Ces considérations nous ont incités à inoculer des cultures primaires d’hépatocytes humains adultes avec des particules VHCcc, une source standardisée de virus [ 9]. Nous avons montré que, tout en conservant leur phénotype différencié, les hépatocytes humains primaires non seulement répliquent efficacement le génome viral et expriment l’ensemble des protéines virales, mais surtout produisent de nouvelles particules capables de propager l’infection (Figure 1). Fait remarquable, comparées aux particules VHCcc ayant servi d’inoculum, les particules produites de novo dans les hépatocytes primaires (VHCpc) ont une densité plus basse et une infectiosité spécifique supérieure. Ces propriétés miment ainsi celles des particules infectieuses retrouvées dans le sang des malades atteints d’hépatite C et qui sont intimement associées aux lipoprotéines de très basse densité (VLDL). Ces propriétés sont perdues après remise en culture du virus VHCpc dans les cellules Huh-7, suggérant un rôle central de la cellule productrice dans l’acquisition du caractère infectieux des particules virales qui en sont issues (Figure 1). Contrairement aux cellules Huh-7, les hépatocytes humains primaires sécrètent d’authentiques VLDL - c’est une des fonctions physiologiques du foie - expliquant sans doute que, de manière corollaire, ils produisent aussi d’authentiques particules virales infectieuses [9].

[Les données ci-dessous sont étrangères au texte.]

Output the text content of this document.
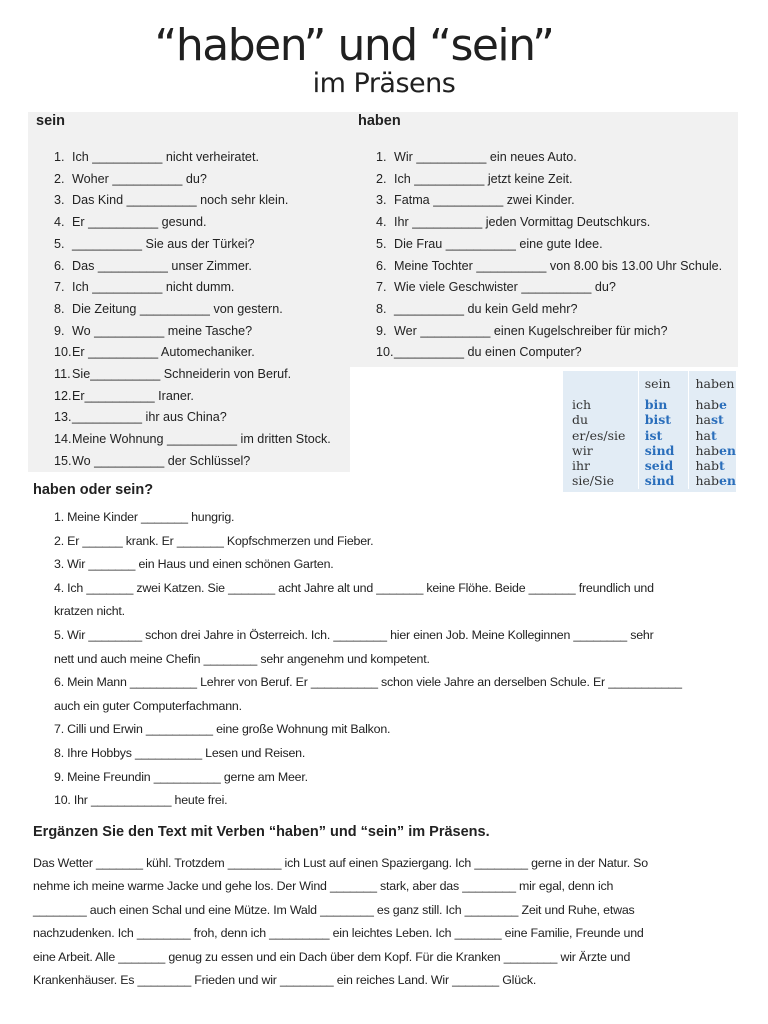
“haben” und “sein”
im Präsens
sein
1. Ich __________ nicht verheiratet.
2. Woher __________ du?
3. Das Kind __________ noch sehr klein.
4. Er __________ gesund.
5. __________ Sie aus der Türkei?
6. Das __________ unser Zimmer.
7. Ich __________ nicht dumm.
8. Die Zeitung __________ von gestern.
9. Wo __________ meine Tasche?
10.Er __________ Automechaniker.
11.Sie__________ Schneiderin von Beruf.
12.Er__________ Iraner.
13.__________ ihr aus China?
14.Meine Wohnung __________ im dritten Stock.
15.Wo __________ der Schlüssel?
haben
1. Wir __________ ein neues Auto.
2. Ich __________ jetzt keine Zeit.
3. Fatma __________ zwei Kinder.
4. Ihr __________ jeden Vormittag Deutschkurs.
5. Die Frau __________ eine gute Idee.
6. Meine Tochter __________ von 8.00 bis 13.00 Uhr Schule.
7. Wie viele Geschwister __________ du?
8. __________ du kein Geld mehr?
9. Wer __________ einen Kugelschreiber für mich?
10.__________ du einen Computer?
	sein	haben
ich	bin	habe
du	bist	hast
er/es/sie	ist	hat
wir	sind	haben
ihr	seid	habt
sie/Sie	sind	haben
haben oder sein?

1. Meine Kinder _______ hungrig.

2. Er ______ krank. Er _______ Kopfschmerzen und Fieber.

3. Wir _______ ein Haus und einen schönen Garten.

4. Ich _______ zwei Katzen. Sie _______ acht Jahre alt und _______ keine Flöhe. Beide _______ freundlich und

kratzen nicht.

5. Wir ________ schon drei Jahre in Österreich. Ich. ________ hier einen Job. Meine Kolleginnen ________ sehr

nett und auch meine Chefin ________ sehr angenehm und kompetent.

6. Mein Mann __________ Lehrer von Beruf. Er __________ schon viele Jahre an derselben Schule. Er ___________

auch ein guter Computerfachmann.

7. Cilli und Erwin __________ eine große Wohnung mit Balkon.

8. Ihre Hobbys __________ Lesen und Reisen.

9. Meine Freundin __________ gerne am Meer.

10. Ihr ____________ heute frei.

Ergänzen Sie den Text mit Verben “haben” und “sein” im Präsens.

Das Wetter _______ kühl. Trotzdem ________ ich Lust auf einen Spaziergang. Ich ________ gerne in der Natur. So

nehme ich meine warme Jacke und gehe los. Der Wind _______ stark, aber das ________ mir egal, denn ich

________ auch einen Schal und eine Mütze. Im Wald ________ es ganz still. Ich ________ Zeit und Ruhe, etwas

nachzudenken. Ich ________ froh, denn ich _________ ein leichtes Leben. Ich _______ eine Familie, Freunde und

eine Arbeit. Alle _______ genug zu essen und ein Dach über dem Kopf. Für die Kranken ________ wir Ärzte und

Krankenhäuser. Es ________ Frieden und wir ________ ein reiches Land. Wir _______ Glück.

Ce nouveau modèle de culture du VHC a un coût, lié à la faible disponibilité d’hépatocytes humains primaires de bonne qualité. Tout comme le système de culture utilisant la lignée Huh-7, il est dépendant de la machinerie de réplication de JFH1, un clone de VHC unique qui ne reflète pas la diversité des isolats cliniques [7]. Les raisons de l’aptitude singulière de ce virus à la multiplication in vitro demeurent mal comprises et la construction de virus chimériques dérivés de ce clone ne résout que partiellement le problème. Cependant, parce qu’il combine les intérêts d’un véritable système de culture virale, incluant l’accès aux particules virales néoformées, à la pertinence physiologique du support cellulaire, le modèle que nous avons développé apparaît comme un complément de choix dans la palette si longtemps limitée des outils d’étude du VHC. Ses applications permettront non seulement de confirmer des données obtenues à partir d’autres systèmes expérimentaux, mais aussi d’analyser des interactions virus/hôte et des mécanismes physiopathologiques qu’il n’était pas possible d’aborder de manière réellement pertinente avec les outils disponibles jusqu’à présent, par exemple le détournement du métabolisme hépatique des lipides au profit de la production de particules virales hautement infectieuses. Enfin, ce modèle offre une ultime validation in vitro, dans le contexte de la physiologie hépatique, de candidats-médicaments destinés à combattre l’hépatite C, prenant en compte simultanément leur efficacité antivirale et leur potentielle toxicité [9, 10]. Des prodrogues qui requièrent une bioactivation hépatique pourraient aussi être testées puisque les voies de métabolisme des xénobiotiques, cytochromes P450 notamment, sont préservées dans ce modèle.

Conflit d’intérêts

Les auteurs déclarent n’avoir aucun conflit d’intérêts concernant les données publiées dans cet article.

 
Acknowledgments

Les auteurs remercient l’Agence nationale de recherches sur le sida et les hépatites virales (ANRS) pour son soutien.